Web 2.0 is “a permissive society,” writes Chris Nuttall in today’s Financial Times, “where users borrow, append and mix their data freely with one another.” Free love, software style, can spur a ton of entrepreneurial creativity – a lot of cute offspring get bred really fast. But, as Nuttall notes, it’s an awfully good way to spread disease as well: “The linked-up, sharing, live-updating melting pot of web technologies that has been dubbed the second version of the web is proving fertile ground for infiltrators seeking to inject malicious code into the mix.” Malware, like other forms of software, is becoming a service, as viruses, worms and other nasties piggyback on the multitude of data exchanges that happen automatically and invisibly when users browse the web today.
We’ve already seen malware attacks or vulnerabilities crop up in Yahoo’s web mail service, Google’s RSS service, and MySpace’s core “friending” service, as Nuttall documents. And those are the big, sophisticated players. The biggest vulnerabilities lie in the myriad of smaller services popping up all over the place. It’s fairly easy to hack together an Ajax site, but it’s not so easy to hack together a secure Ajax site. As Nuttall writes, “many Web 2.0 startups are too small to be able to dedicate much time to security.” As services get mashed together and as data and code get shared, the consequences of sloppiness can get magnified quickly.
The problems will likely get worse in the near term, as the bad guys learn how to exploit weaknesses faster than the good guys learn how to avoid or fix them. Eventually, as always, computer security will end up being an unending cat-and-mouse game. Where Web 2.0’s vulnerabilities may have the biggest impact is in impeding the adoption of web-based productivity tools by corporations. It’s easy to criticize IT departments for being a barrier to employees’ experimentation with web-based services, but when malware brings a network down or compromises data, it’s the IT department whose neck is on the line. A corporation would be foolish if it didn’t give system security a higher priority than software experimentation. When it comes to securing Web 2.0 services, the onus has to be on the supplier, not the user.
Not exactly the same thing, but related is the idea that spammers will start diluting tags on various services. People may subscribe to feeds of certain tags on various Web sites (e.g. a stream of all photos on Flickr tagged with something of interest – say an animal or geographical location – showing up on one’s desktop or site). These tags could be “compromised” by people adding them to unrelated material.

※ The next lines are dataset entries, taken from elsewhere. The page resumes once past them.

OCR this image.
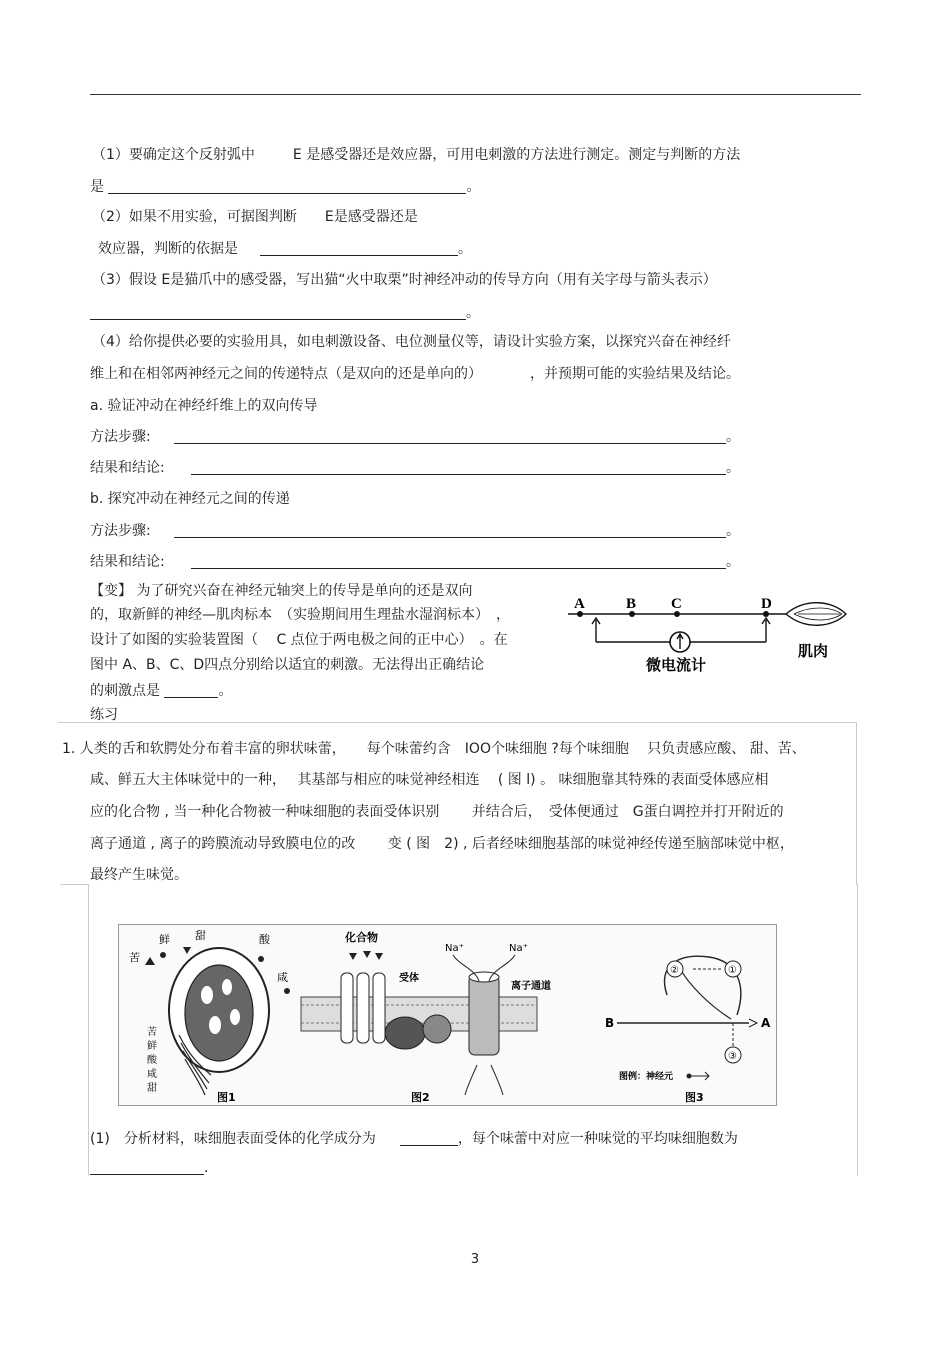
（1）要确定这个反射弧中	E 是感受器还是效应器，可用电刺激的方法进行测定。测定与判断的方法
是	。
（2）如果不用实验，可据图判断 E是感受器还是
效应器，判断的依据是	。
（3）假设 E是猫爪中的感受器，写出猫“火中取栗”时神经冲动的传导方向（用有关字母与箭头表示）
。
（4）给你提供必要的实验用具，如电刺激设备、电位测量仪等，请设计实验方案，以探究兴奋在神经纤
维上和在相邻两神经元之间的传递特点（是双向的还是单向的）	，并预期可能的实验结果及结论。
a. 验证冲动在神经纤维上的双向传导
方法步骤:	。
结果和结论:	。
b. 探究冲动在神经元之间的传递
方法步骤:	。
结果和结论:	。
【变】 为了研究兴奋在神经元轴突上的传导是单向的还是双向
的，取新鲜的神经—肌肉标本　（实验期间用生理盐水湿润标本）　，
设计了如图的实验装置图（　 C 点位于两电极之间的正中心）　。在
图中 A、B、C、D四点分别给以适宜的刺激。无法得出正确结论
的刺激点是	。
A	B C	D
微电流计
肌肉
练习
1. 人类的舌和软腭处分布着丰富的卵状味蕾，　　每个味蕾约含　IOO个味细胞 ?每个味细胞　 只负责感应酸、 甜、苦、
咸、鲜五大主体味觉中的一种，　 其基部与相应的味觉神经相连　 ( 图 l) 。 味细胞靠其特殊的表面受体感应相
应的化合物 , 当一种化合物被一种味细胞的表面受体识别　　 并结合后，　受体便通过　G蛋白调控并打开附近的
离子通道 , 离子的跨膜流动导致膜电位的改　　 变 ( 图　2) , 后者经味细胞基部的味觉神经传递至脑部味觉中枢，
最终产生味觉。
苦
鲜 甜	酸
咸
苦
鲜
酸
咸
甜
图1
化合物
Na⁺	Na⁺
受体
离子通道
图2
B	A
②	①
③
图例：神经元
图3
(1)　分析材料，味细胞表面受体的化学成分为	，每个味蕾中对应一种味觉的平均味细胞数为
.
3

This reminds me of a service I was once using to post copies of my latest public bookmarks on my blog. Something went wrong with their scripts (supposedly nothing outright malicious, just neglect) and one day I pulled up my blog with all sorts of random sites showing up under my “recommendations”. I quickly removed the script and haven’t used that site since. It was a helpful reality check in what outside content one may or may not want to add to one’s blog.
I still feature content on my blog from my Flickr account and link to some Amazon book links (via LibraryThing), plus I publish my del.icio.us links daily, but I haven’t added other scripts since.
I think the major theme in “Web 2.0” is the reduction of friction. The friction is the non-productive barrier to sharing, expression, and integration of information. (It is also the same principles applied to computing services themeselves, but this is less well-developed thus far.)
The friction is reduced from the commodization of computing resources due to cost reduction, freeware, and prolific standards. But reduction of friction is not license, nor is it assurance of quality or integrity.